First let me start by apologizing for taking so long to get back to you. We
are a small company and we do our best to respond to all of our customers as
quickly as we can. In your case its taken us much longer than usual because
you wanted to submit 'software' to us. The reason I say software is because
your submission is in the form of a MacroMind director file, which many
commercial products are now built on. If you would've emailed your suggestion
to Andy, or posted it in our Forum on America Online then we would've been
able to respond to it immediately.  But since the submission was to be in the
form of a MacroMind file it had to be treated as software.  Unfortunately we
don't have a standard software submission agreement yet, but because of your
creative campaign we have enlisted the services of our lawyers to draft such
a form for us.  When the agreement is finished I will send it to you. At that
time you can fill out the agreement and submission form and then send in the
software concept with it.  Just to warn you ahead of time, it will probably
take us at least a month to evaluate your submission. 

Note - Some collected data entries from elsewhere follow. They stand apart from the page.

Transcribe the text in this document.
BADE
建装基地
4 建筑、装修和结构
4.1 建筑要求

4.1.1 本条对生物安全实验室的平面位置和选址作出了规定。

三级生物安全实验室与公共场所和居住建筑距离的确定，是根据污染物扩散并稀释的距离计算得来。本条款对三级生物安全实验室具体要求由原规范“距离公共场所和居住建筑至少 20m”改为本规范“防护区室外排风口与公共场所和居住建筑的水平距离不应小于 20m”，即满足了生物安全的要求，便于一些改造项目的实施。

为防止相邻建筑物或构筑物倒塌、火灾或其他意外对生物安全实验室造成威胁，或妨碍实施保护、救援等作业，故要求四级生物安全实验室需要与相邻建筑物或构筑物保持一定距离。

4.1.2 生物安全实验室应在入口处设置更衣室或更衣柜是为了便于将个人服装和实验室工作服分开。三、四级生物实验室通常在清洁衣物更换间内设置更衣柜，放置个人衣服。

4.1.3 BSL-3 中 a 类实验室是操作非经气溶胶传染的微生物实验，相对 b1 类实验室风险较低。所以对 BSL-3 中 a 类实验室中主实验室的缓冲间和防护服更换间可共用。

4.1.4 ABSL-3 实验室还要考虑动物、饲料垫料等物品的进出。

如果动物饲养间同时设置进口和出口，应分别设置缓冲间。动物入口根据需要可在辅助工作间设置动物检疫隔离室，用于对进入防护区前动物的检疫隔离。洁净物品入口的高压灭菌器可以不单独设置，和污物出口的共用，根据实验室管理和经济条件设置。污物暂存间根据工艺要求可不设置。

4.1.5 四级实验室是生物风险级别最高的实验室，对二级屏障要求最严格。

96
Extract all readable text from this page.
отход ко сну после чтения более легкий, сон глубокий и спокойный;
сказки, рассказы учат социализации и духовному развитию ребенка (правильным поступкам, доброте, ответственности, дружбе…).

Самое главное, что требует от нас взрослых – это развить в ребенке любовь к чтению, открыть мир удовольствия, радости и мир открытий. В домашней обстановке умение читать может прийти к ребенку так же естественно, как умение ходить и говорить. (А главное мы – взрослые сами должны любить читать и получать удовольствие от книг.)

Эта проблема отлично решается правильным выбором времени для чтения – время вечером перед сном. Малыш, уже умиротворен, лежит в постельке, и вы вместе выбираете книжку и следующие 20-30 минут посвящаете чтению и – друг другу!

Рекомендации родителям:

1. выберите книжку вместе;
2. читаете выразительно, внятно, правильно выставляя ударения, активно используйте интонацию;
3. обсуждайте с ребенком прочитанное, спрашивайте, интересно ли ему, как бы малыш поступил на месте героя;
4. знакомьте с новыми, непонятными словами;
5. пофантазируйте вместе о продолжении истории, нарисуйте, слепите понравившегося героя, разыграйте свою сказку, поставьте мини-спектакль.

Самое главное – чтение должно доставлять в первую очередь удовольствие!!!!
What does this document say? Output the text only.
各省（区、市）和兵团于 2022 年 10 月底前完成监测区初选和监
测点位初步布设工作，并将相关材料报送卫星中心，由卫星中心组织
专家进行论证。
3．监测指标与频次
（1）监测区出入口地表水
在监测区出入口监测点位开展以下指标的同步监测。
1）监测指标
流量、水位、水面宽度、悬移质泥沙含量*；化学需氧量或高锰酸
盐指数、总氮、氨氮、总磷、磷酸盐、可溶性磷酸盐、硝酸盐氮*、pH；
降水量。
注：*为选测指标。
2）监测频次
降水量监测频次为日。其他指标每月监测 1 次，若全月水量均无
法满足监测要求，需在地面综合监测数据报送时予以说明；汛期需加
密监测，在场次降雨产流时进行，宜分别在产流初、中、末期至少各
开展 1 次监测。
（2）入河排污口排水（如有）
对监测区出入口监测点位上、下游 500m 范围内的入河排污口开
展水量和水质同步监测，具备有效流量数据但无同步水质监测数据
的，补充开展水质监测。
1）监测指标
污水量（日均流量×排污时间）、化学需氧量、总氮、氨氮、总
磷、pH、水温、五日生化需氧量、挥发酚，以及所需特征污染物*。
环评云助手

Thanks for your patience with all this! I look forward to (finally) seeing
your idea.

Chris Calande
Bit Jugglers, Inc.

So, cool! The creative bombardment worked. Let That Be A Lesson To All. I would've liked if they used my idea, but at this point I didn't care anymore, really.

The anti-climax

And, it's good that I didn't. Here's the mail I got back from Andy, finally:

I loved the Chaos demo. It isn't going to be in UnderWare, but it's good
enough to stand on its own. Why not let people download it from Spinnwebe? As
you've pointed out before, a text description of the file just doesn't cut
it... It must be seen and heard to be probably appreciated. :)


I didn't have the demo online for a while because of what I perceived as legal problems, but it's here now. Whoohoo.